Introducing a new perspective for the electrochemical detection of cardiac troponin I in the presence of human serum albumin (HSA), cardiac troponin C (cTnC) and C-reactive protein (CRP) based on molecular modeling and electrocatalytic activity towards ascorbic acid

Abstract

Cardiac troponin I (cTnI) is a specific biomarker of myocardial damage. Several techniques have been reported for cTnI detection, which is based on immunoaffinity, aptamers, and molecular imprinting polymers. Using computational methods, we introduced a novel chemical receptor for cTnI, named tetrabromophenol blue (TBPB), which interacted with cTnI selectivity in the presence of human serum albumin (HSA), cardiac troponin C (cTnC) and C reactive protein (CRP). Employing TBPB as a chemical receptor, a novel electrochemical sensor was constructed for the electrochemical sensing of cTnI. A glassy carbon electrode surface was modified with layered double hydroxide nanostructures (LDHNS) and TBPB. The modified electrode showed electrocatalytic activity toward ascorbic acid (AA) in a phosphate buffer solution (pH 7.4).
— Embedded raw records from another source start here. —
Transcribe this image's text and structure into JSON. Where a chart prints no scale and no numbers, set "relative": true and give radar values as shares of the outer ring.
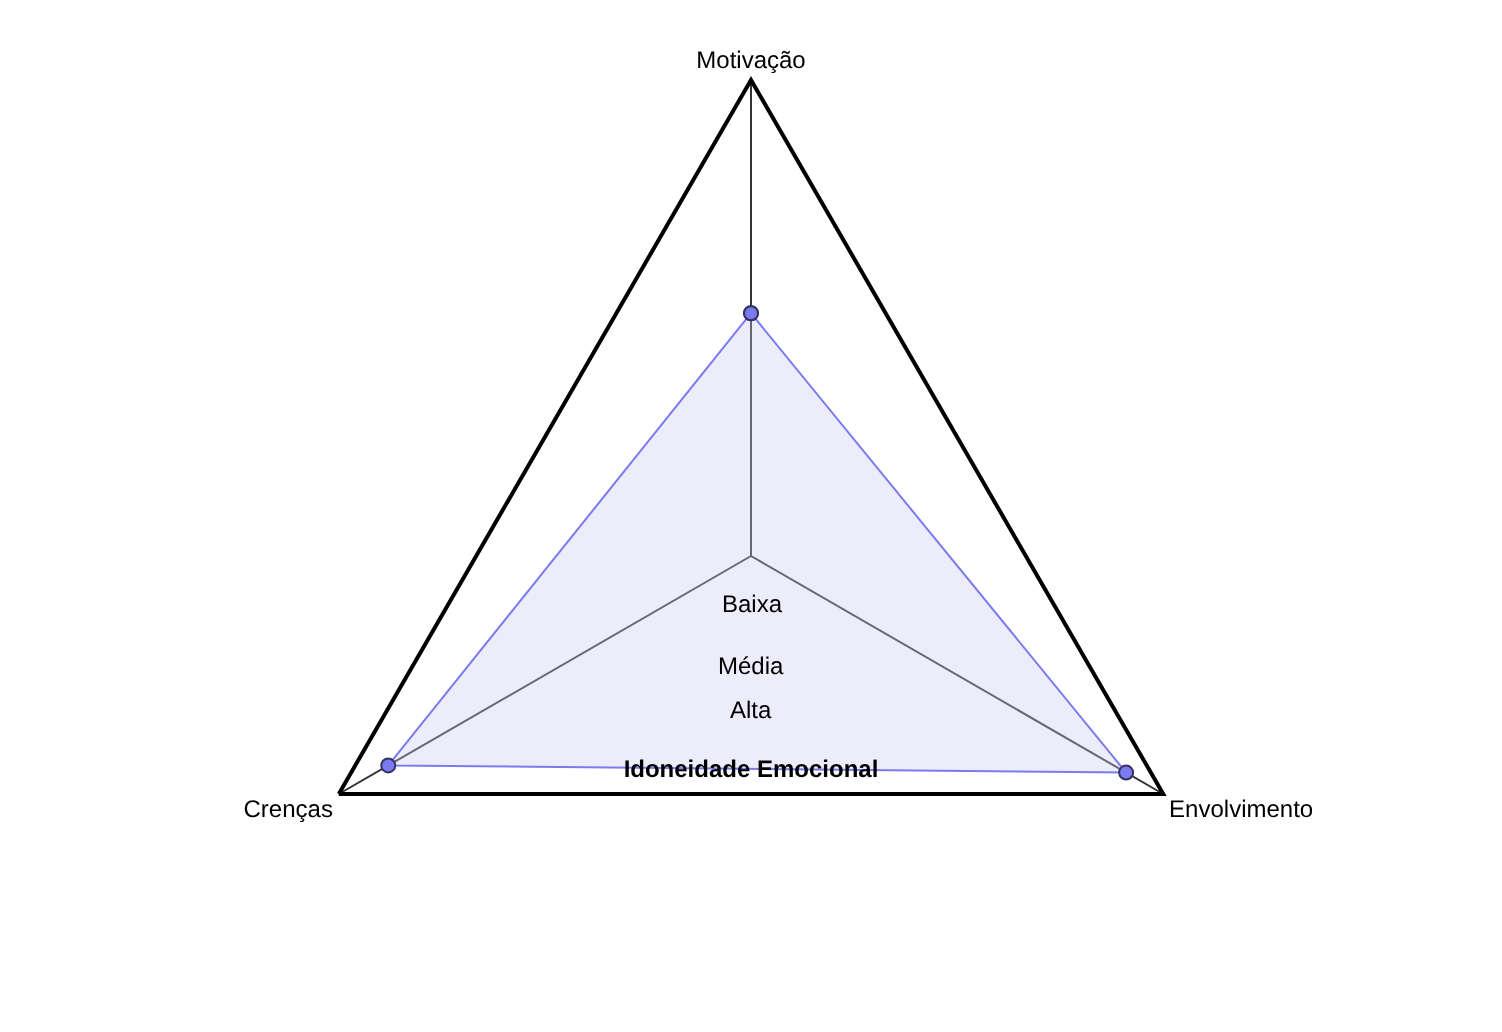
{
  "chart_data": {
    "type": "radar",
    "title": "Idoneidade Emocional",
    "relative": true,
    "marker": "circle",
    "categories": [
      "Motivação",
      "Envolvimento",
      "Crenças"
    ],
    "series": [
      {
        "color": "#7b7bef",
        "values": [
          0.51,
          0.91,
          0.88
        ]
      }
    ],
    "annotations": [
      "Baixa",
      "Média",
      "Alta"
    ]
  }
}
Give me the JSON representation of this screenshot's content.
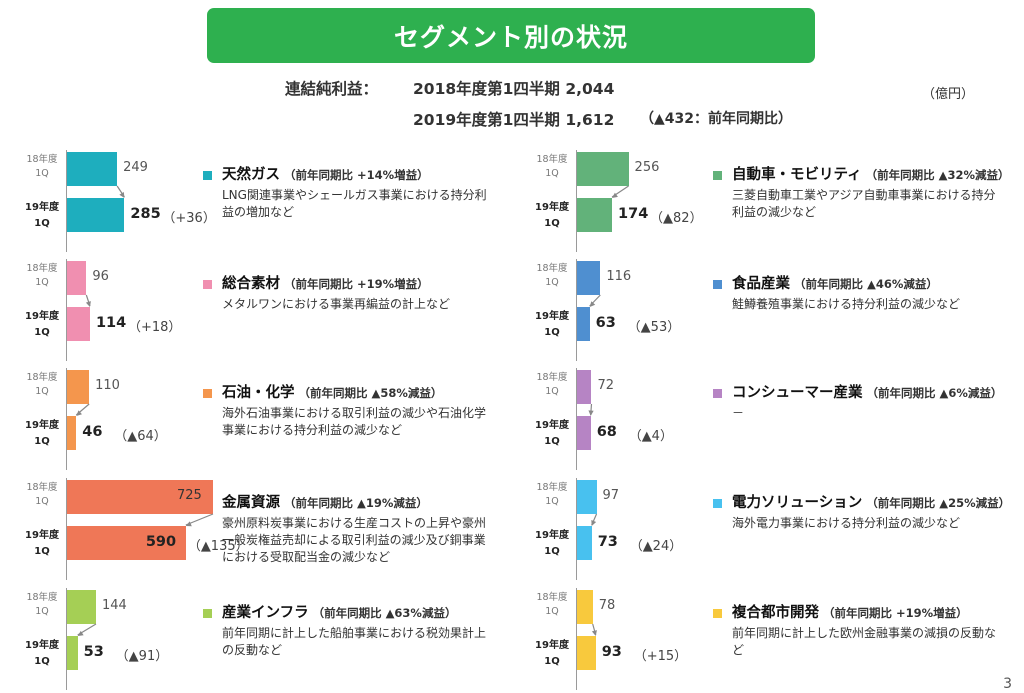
{
  "header": {
    "title": "セグメント別の状況"
  },
  "summary": {
    "label": "連結純利益：",
    "line1": "2018年度第1四半期 2,044",
    "line2": "2019年度第1四半期 1,612",
    "line2_note": "（▲432：前年同期比）",
    "unit": "（億円）"
  },
  "page_number": "3",
  "chart_data": [
    {
      "type": "bar",
      "color": "#1eaebe",
      "name": "天然ガス",
      "yoy": "（前年同期比 +14%増益）",
      "desc": "LNG関連事業やシェールガス事業における持分利益の増加など",
      "categories": [
        "18年度 1Q",
        "19年度 1Q"
      ],
      "values": [
        249,
        285
      ],
      "prev_label": "249",
      "curr_label": "285",
      "change": "（+36）"
    },
    {
      "type": "bar",
      "color": "#f08fb0",
      "name": "総合素材",
      "yoy": "（前年同期比 +19%増益）",
      "desc": "メタルワンにおける事業再編益の計上など",
      "categories": [
        "18年度 1Q",
        "19年度 1Q"
      ],
      "values": [
        96,
        114
      ],
      "prev_label": "96",
      "curr_label": "114",
      "change": "（+18）"
    },
    {
      "type": "bar",
      "color": "#f4964d",
      "name": "石油・化学",
      "yoy": "（前年同期比 ▲58%減益）",
      "desc": "海外石油事業における取引利益の減少や石油化学事業における持分利益の減少など",
      "categories": [
        "18年度 1Q",
        "19年度 1Q"
      ],
      "values": [
        110,
        46
      ],
      "prev_label": "110",
      "curr_label": "46",
      "change": "（▲64）"
    },
    {
      "type": "bar",
      "color": "#ef7757",
      "name": "金属資源",
      "yoy": "（前年同期比 ▲19%減益）",
      "desc": "豪州原料炭事業における生産コストの上昇や豪州一般炭権益売却による取引利益の減少及び銅事業における受取配当金の減少など",
      "categories": [
        "18年度 1Q",
        "19年度 1Q"
      ],
      "values": [
        725,
        590
      ],
      "prev_label": "725",
      "curr_label": "590",
      "change": "（▲135）",
      "prev_inside": true,
      "curr_inside": true
    },
    {
      "type": "bar",
      "color": "#a5cf55",
      "name": "産業インフラ",
      "yoy": "（前年同期比 ▲63%減益）",
      "desc": "前年同期に計上した船舶事業における税効果計上の反動など",
      "categories": [
        "18年度 1Q",
        "19年度 1Q"
      ],
      "values": [
        144,
        53
      ],
      "prev_label": "144",
      "curr_label": "53",
      "change": "（▲91）"
    },
    {
      "type": "bar",
      "color": "#62b27a",
      "name": "自動車・モビリティ",
      "yoy": "（前年同期比 ▲32%減益）",
      "desc": "三菱自動車工業やアジア自動車事業における持分利益の減少など",
      "categories": [
        "18年度 1Q",
        "19年度 1Q"
      ],
      "values": [
        256,
        174
      ],
      "prev_label": "256",
      "curr_label": "174",
      "change": "（▲82）"
    },
    {
      "type": "bar",
      "color": "#4f8fd0",
      "name": "食品産業",
      "yoy": "（前年同期比 ▲46%減益）",
      "desc": "鮭鱒養殖事業における持分利益の減少など",
      "categories": [
        "18年度 1Q",
        "19年度 1Q"
      ],
      "values": [
        116,
        63
      ],
      "prev_label": "116",
      "curr_label": "63",
      "change": "（▲53）"
    },
    {
      "type": "bar",
      "color": "#b684c4",
      "name": "コンシューマー産業",
      "yoy": "（前年同期比 ▲6%減益）",
      "desc": "－",
      "categories": [
        "18年度 1Q",
        "19年度 1Q"
      ],
      "values": [
        72,
        68
      ],
      "prev_label": "72",
      "curr_label": "68",
      "change": "（▲4）"
    },
    {
      "type": "bar",
      "color": "#48c1ef",
      "name": "電力ソリューション",
      "yoy": "（前年同期比 ▲25%減益）",
      "desc": "海外電力事業における持分利益の減少など",
      "categories": [
        "18年度 1Q",
        "19年度 1Q"
      ],
      "values": [
        97,
        73
      ],
      "prev_label": "97",
      "curr_label": "73",
      "change": "（▲24）"
    },
    {
      "type": "bar",
      "color": "#f8c93d",
      "name": "複合都市開発",
      "yoy": "（前年同期比 +19%増益）",
      "desc": "前年同期に計上した欧州金融事業の減損の反動など",
      "categories": [
        "18年度 1Q",
        "19年度 1Q"
      ],
      "values": [
        78,
        93
      ],
      "prev_label": "78",
      "curr_label": "93",
      "change": "（+15）"
    }
  ]
}
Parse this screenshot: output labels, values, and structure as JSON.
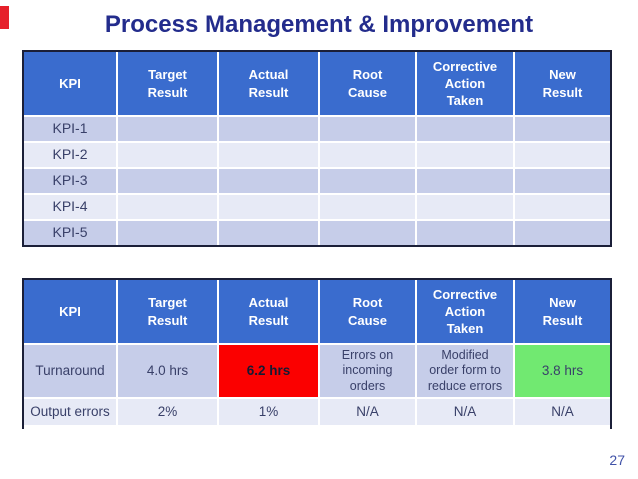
{
  "slide": {
    "title": "Process Management & Improvement",
    "page_number": "27"
  },
  "columns": [
    "KPI",
    "Target\nResult",
    "Actual\nResult",
    "Root\nCause",
    "Corrective\nAction\nTaken",
    "New\nResult"
  ],
  "t1": {
    "rows": [
      [
        "KPI-1",
        "",
        "",
        "",
        "",
        ""
      ],
      [
        "KPI-2",
        "",
        "",
        "",
        "",
        ""
      ],
      [
        "KPI-3",
        "",
        "",
        "",
        "",
        ""
      ],
      [
        "KPI-4",
        "",
        "",
        "",
        "",
        ""
      ],
      [
        "KPI-5",
        "",
        "",
        "",
        "",
        ""
      ]
    ]
  },
  "t2": {
    "rows": [
      [
        "Turnaround",
        "4.0 hrs",
        "6.2 hrs",
        "Errors on\nincoming\norders",
        "Modified\norder form to\nreduce errors",
        "3.8 hrs"
      ],
      [
        "Output errors",
        "2%",
        "1%",
        "N/A",
        "N/A",
        "N/A"
      ]
    ]
  },
  "colors": {
    "accent_mark": "#e6202b",
    "title_text": "#232c8c",
    "header_bg": "#3a6cce",
    "header_text": "#ffffff",
    "row_dark": "#c6cde9",
    "row_light": "#e7eaf6",
    "alert_bg": "#fb0000",
    "success_bg": "#71e971",
    "table_border": "#1b1f38",
    "cell_text": "#394069",
    "page_number_text": "#4052a8"
  }
}
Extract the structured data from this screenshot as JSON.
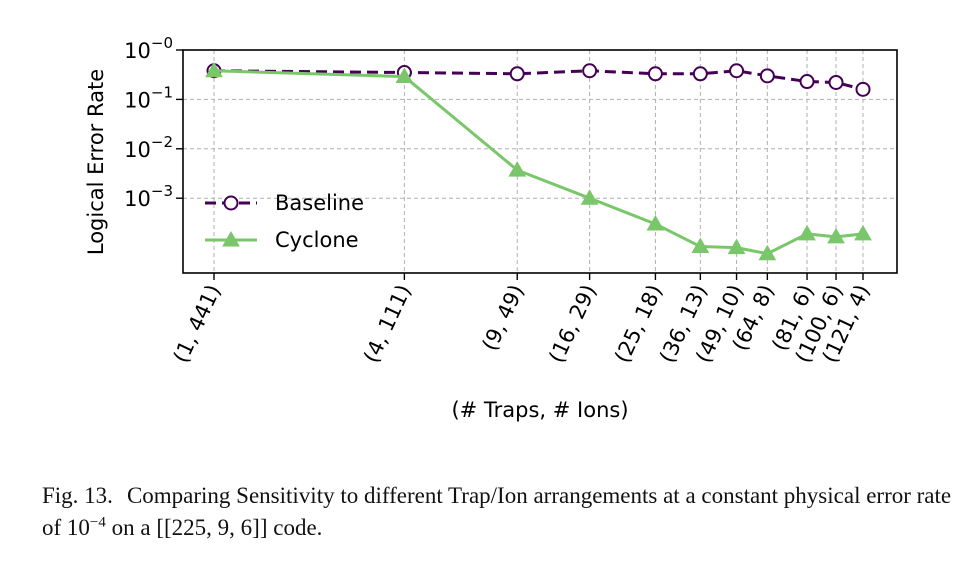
{
  "chart_data": {
    "type": "line",
    "ylabel": "Logical Error Rate",
    "xlabel": "(# Traps, # Ions)",
    "yscale": "log",
    "ylim": [
      3.06e-05,
      1.0
    ],
    "grid": true,
    "legend_position": "center-left",
    "y_ticks": [
      {
        "value": 1,
        "base": "10",
        "exp": "−0"
      },
      {
        "value": 0.1,
        "base": "10",
        "exp": "−1"
      },
      {
        "value": 0.01,
        "base": "10",
        "exp": "−2"
      },
      {
        "value": 0.001,
        "base": "10",
        "exp": "−3"
      }
    ],
    "x": [
      441,
      111,
      49,
      29,
      18,
      13,
      10,
      8,
      6,
      6,
      4
    ],
    "categories": [
      "(1, 441)",
      "(4, 111)",
      "(9, 49)",
      "(16, 29)",
      "(25, 18)",
      "(36, 13)",
      "(49, 10)",
      "(64, 8)",
      "(81, 6)",
      "(100, 6)",
      "(121, 4)"
    ],
    "series": [
      {
        "name": "Baseline",
        "color": "#440154",
        "linestyle": "dashed",
        "marker": "circle-open",
        "values": [
          0.38,
          0.35,
          0.33,
          0.38,
          0.33,
          0.33,
          0.38,
          0.3,
          0.23,
          0.22,
          0.16
        ]
      },
      {
        "name": "Cyclone",
        "color": "#7ac66a",
        "linestyle": "solid",
        "marker": "triangle-filled",
        "values": [
          0.38,
          0.29,
          0.0037,
          0.001,
          0.0003,
          0.000105,
          0.0001,
          7.5e-05,
          0.00019,
          0.000165,
          0.00019
        ]
      }
    ]
  },
  "caption": {
    "label": "Fig. 13.",
    "text_before": "Comparing Sensitivity to different Trap/Ion arrangements at a constant physical error rate of 10",
    "exponent": "−4",
    "text_after": " on a [[225, 9, 6]] code."
  }
}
The results revealed that using AA as a signal enhancer for cTnI detection could be a good idea. The linear range (50.00–3.50 × 105 pM) and detection limit (2.77 pM) were calculated using differential pulse voltammetry to measure cTnI at the TBPB/meso-Fe/CoLDHNS/GCE in a pH 7.40 buffer solution containing 1 mM of AA. Firstly, based on our docking studies, TBPB showed a very low tendency towards HSA, cTnC, and CRP. Additionally, the selectivity of TBPB/meso-Fe/CoLDHNS/GCE for cTnI was studied electrochemically in the presence of HSA, cTnC, and CRP.